XLSTAT makes available several discretization methods that can be or not automatic.

  • Constant range: Choose this method to create classes that have the same range. Then enter the value of the range. You can optionally specify the "minimum" that corresponds to the lower bound of the first interval.
  • Intervals: Use this method to create a given number of intervals with the same range.
  • Equal frequencies: Choose this method so that all the classes contain as much as possible the same number of observations.
  • Automatic (Fisher): Use this method to create the classes using the Fisher’s algorithm.
  • Automatic (k-means): Choose this method to create classes (or intervals) using the k-means algorithm.
  • Intervals (user defined): Choose this option to select a column containing in increasing order the lower bound of the first interval, and the upper bound of all the intervals.
  • 80-20: Use this method to create two classes, the first containing the 80 first % of the series, the data being sorted in increasing order, the second containing the remaining 20%.
  • 20-80: Use this method to create two classes, the first containing the 20 first % of the series, the data being sorted in increasing order, the second containing the remaining 80%.
  • 80-15-5 (ABC): Use this method to create two classes, the first containing the 80 first % of the series, the data being sorted in increasing order, the second containing the next 15%, and the third containing the remaining 5%. This method is sometimes referred to as "ABC classification".
  • 5-15-80: Use this method to create two classes, the first containing the 5 first % of the series, the data being sorted in increasing order, the second containing the next 15%, and the third containing the remaining 80%.

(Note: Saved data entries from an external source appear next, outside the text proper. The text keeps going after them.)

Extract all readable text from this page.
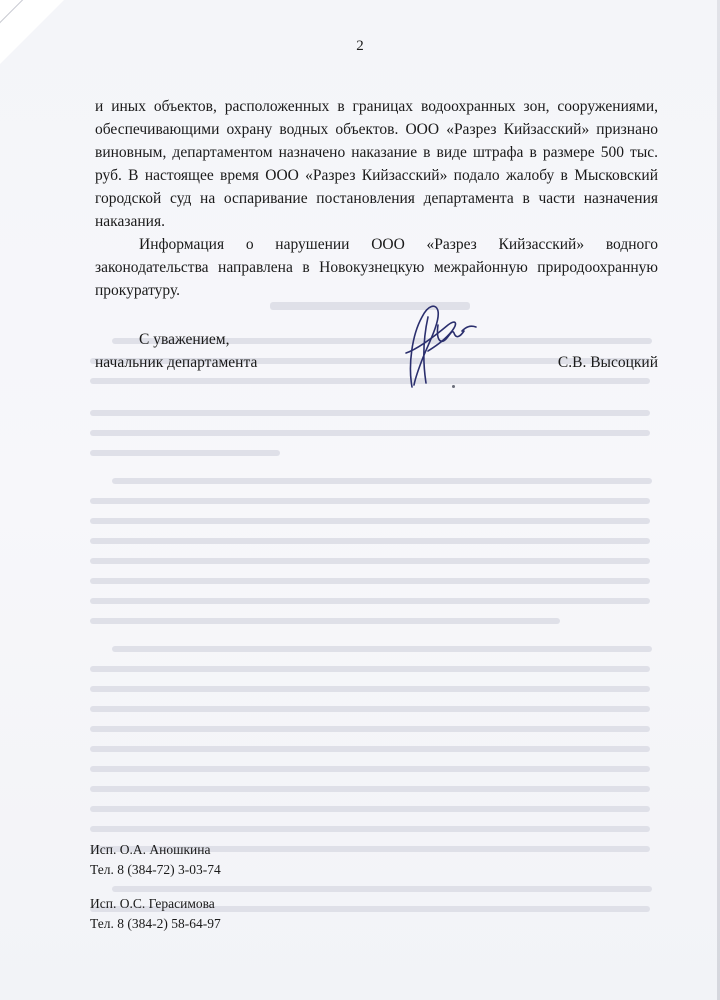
2

и иных объектов, расположенных в границах водоохранных зон, сооружениями, обеспечивающими охрану водных объектов. ООО «Разрез Кийзасский» признано виновным, департаментом назначено наказание в виде штрафа в размере 500 тыс. руб. В настоящее время ООО «Разрез Кийзасский» подало жалобу в Мысковский городской суд на оспаривание постановления департамента в части назначения наказания.

Информация о нарушении ООО «Разрез Кийзасский» водного законодательства направлена в Новокузнецкую межрайонную природоохранную прокуратуру.

С уважением,
начальник департамента	С.В. Высоцкий
Исп. О.А. Аношкина
Тел. 8 (384-72) 3-03-74
Исп. О.С. Герасимова
Тел. 8 (384-2) 58-64-97
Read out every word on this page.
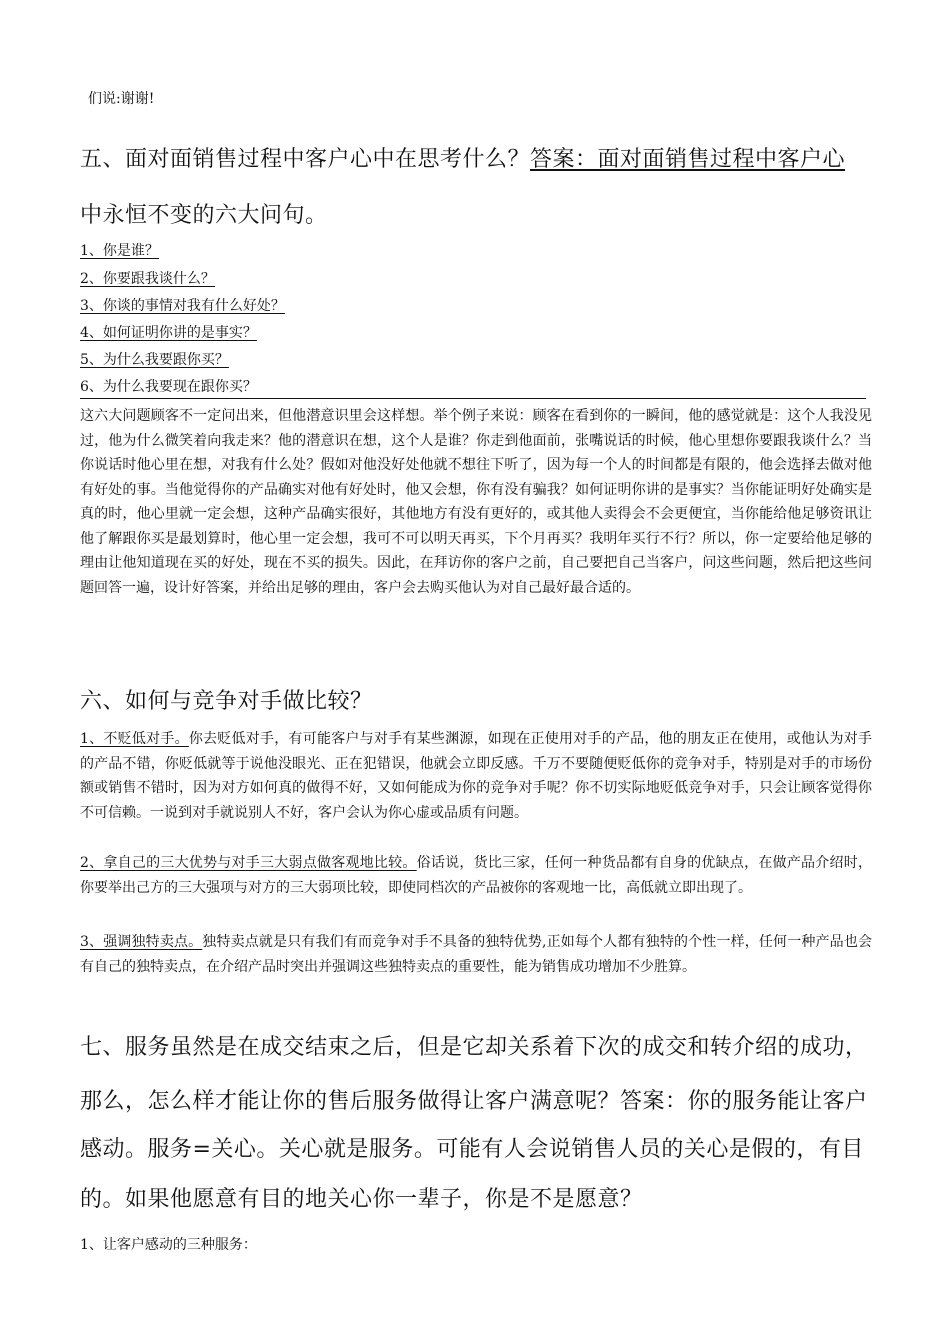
们说:谢谢!
五、面对面销售过程中客户心中在思考什么？答案：面对面销售过程中客户心
中永恒不变的六大问句。
1、你是谁？
2、你要跟我谈什么？
3、你谈的事情对我有什么好处？
4、如何证明你讲的是事实？
5、为什么我要跟你买？
6、为什么我要现在跟你买？
这六大问题顾客不一定问出来，但他潜意识里会这样想。举个例子来说：顾客在看到你的一瞬间，他的感觉就是：这个人我没见过，他为什么微笑着向我走来？他的潜意识在想，这个人是谁？你走到他面前，张嘴说话的时候，他心里想你要跟我谈什么？当你说话时他心里在想，对我有什么处？假如对他没好处他就不想往下听了，因为每一个人的时间都是有限的，他会选择去做对他有好处的事。当他觉得你的产品确实对他有好处时，他又会想，你有没有骗我？如何证明你讲的是事实？当你能证明好处确实是真的时，他心里就一定会想，这种产品确实很好，其他地方有没有更好的，或其他人卖得会不会更便宜，当你能给他足够资讯让他了解跟你买是最划算时，他心里一定会想，我可不可以明天再买，下个月再买？我明年买行不行？所以，你一定要给他足够的理由让他知道现在买的好处，现在不买的损失。因此，在拜访你的客户之前，自己要把自己当客户，问这些问题，然后把这些问题回答一遍，设计好答案，并给出足够的理由，客户会去购买他认为对自己最好最合适的。
六、如何与竞争对手做比较？
1、不贬低对手。你去贬低对手，有可能客户与对手有某些渊源，如现在正使用对手的产品，他的朋友正在使用，或他认为对手的产品不错，你贬低就等于说他没眼光、正在犯错误，他就会立即反感。千万不要随便贬低你的竞争对手，特别是对手的市场份额或销售不错时，因为对方如何真的做得不好，又如何能成为你的竞争对手呢？你不切实际地贬低竞争对手，只会让顾客觉得你不可信赖。一说到对手就说别人不好，客户会认为你心虚或品质有问题。
2、拿自己的三大优势与对手三大弱点做客观地比较。俗话说，货比三家，任何一种货品都有自身的优缺点，在做产品介绍时，你要举出己方的三大强项与对方的三大弱项比较，即使同档次的产品被你的客观地一比，高低就立即出现了。
3、强调独特卖点。独特卖点就是只有我们有而竞争对手不具备的独特优势,正如每个人都有独特的个性一样，任何一种产品也会有自己的独特卖点，在介绍产品时突出并强调这些独特卖点的重要性，能为销售成功增加不少胜算。
七、服务虽然是在成交结束之后，但是它却关系着下次的成交和转介绍的成功，
那么，怎么样才能让你的售后服务做得让客户满意呢？答案：你的服务能让客户
感动。服务=关心。关心就是服务。可能有人会说销售人员的关心是假的，有目
的。如果他愿意有目的地关心你一辈子，你是不是愿意？
1、让客户感动的三种服务：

The number of classes (or intervals, or segments) to generate is either fixed by the user (for example with the method of equal ranges), or by the method itself (for example, with the 80-20 option where two classes are created).

The Fisher’s classification algorithm generates a number of classes that is lower or equal to the number of classes requested by the user, as the algorithm is able to automatically merge similar classes.